You are welcome to discuss this with I. Jon Russell, MD in San Antonio, or Kevin White, or Harvey Moldofsky, MD, the famous sleep specialist in Toronto or any number of doctors who DO know and treat FM or read a paper or two about it or Dr. White’s book. Informative people might save lives.
industry insider
Moldofsky is on the pharma payroll. care to reconsider?
Betsy
Every doctor on earth is on the Pharma payroll, but if you know medicine, you know that Harvey Moldofsky is one of the most important sleep specialists on earth, and if he has taken a bit of money from Pharma, it is really only a bit. He’s a very decent and honest doctor and has done more to understand sleep than any doctor on earth.
No-one, but NO-ONE has anything bad to say about Harvey Moldofsky.
And, by the way, I have taken every anti-depressant manufactured, because doctors thought I suffered from depression. Not one of them, including the very modern ones, (SNRI’s, etc.)works at all. Guess I’m not suffering from a somatoform disorder. But I sure as heck have FM.

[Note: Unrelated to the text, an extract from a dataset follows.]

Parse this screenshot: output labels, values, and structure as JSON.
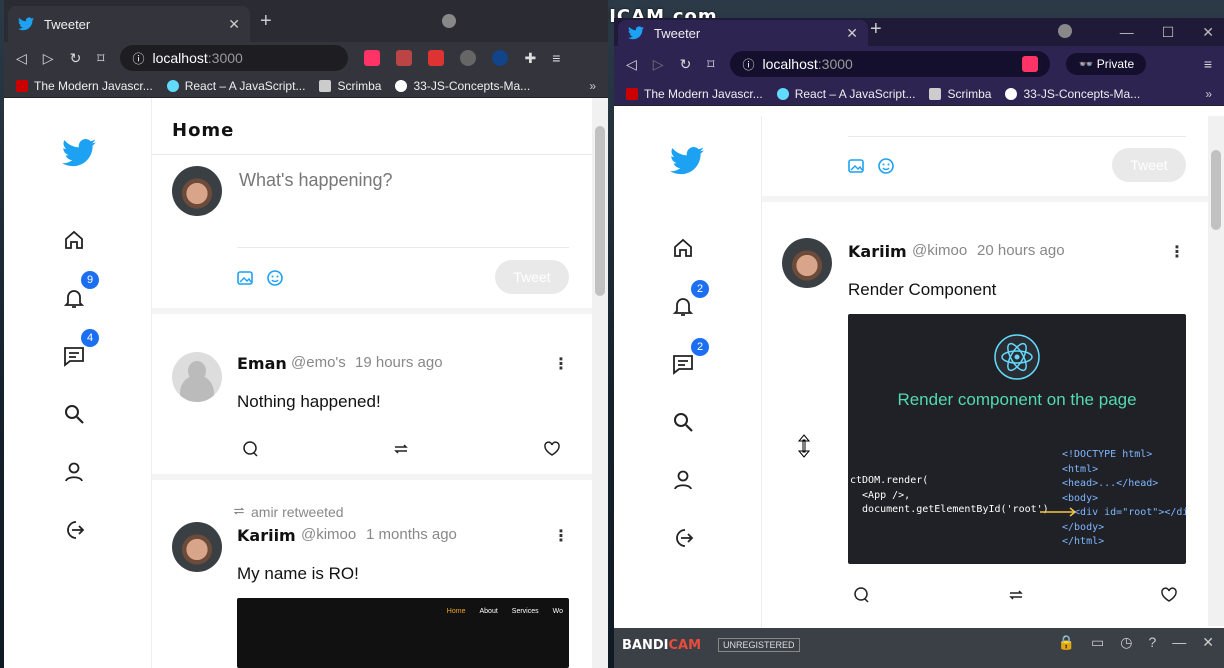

A very, very well known doctor who helped write the 1990 ACR criteria, finished his role in this effort and went out and started dissing FM, saying PWFM were simply trying to get insurance reimbursements & disability, etc.,(he is said to be on the payroll of insurance companies, and embarked on a well known public campaign against FM. All the well known doctors in the FM community know his M.O. and are disgusted by it. And the details of this person’s campaign were told to me at a medical conference by a close friend and colleague of his that didn’t mind being quoted (which I’ve never done, nonetheless). I guess he was trying to tell me something I’d share. I didn’t need to. The world knows about him.
I won’t continue this discussion any more. I’m into helping to save lives not destroy them.
FDA Blogger
Here is an article that describes the FDA’s guidance for the labeling of adverse reactions on prescription drugs. As both the article I linked and this article suggest, the FDA does not adequately handle the information overload we see on medicine bottles today.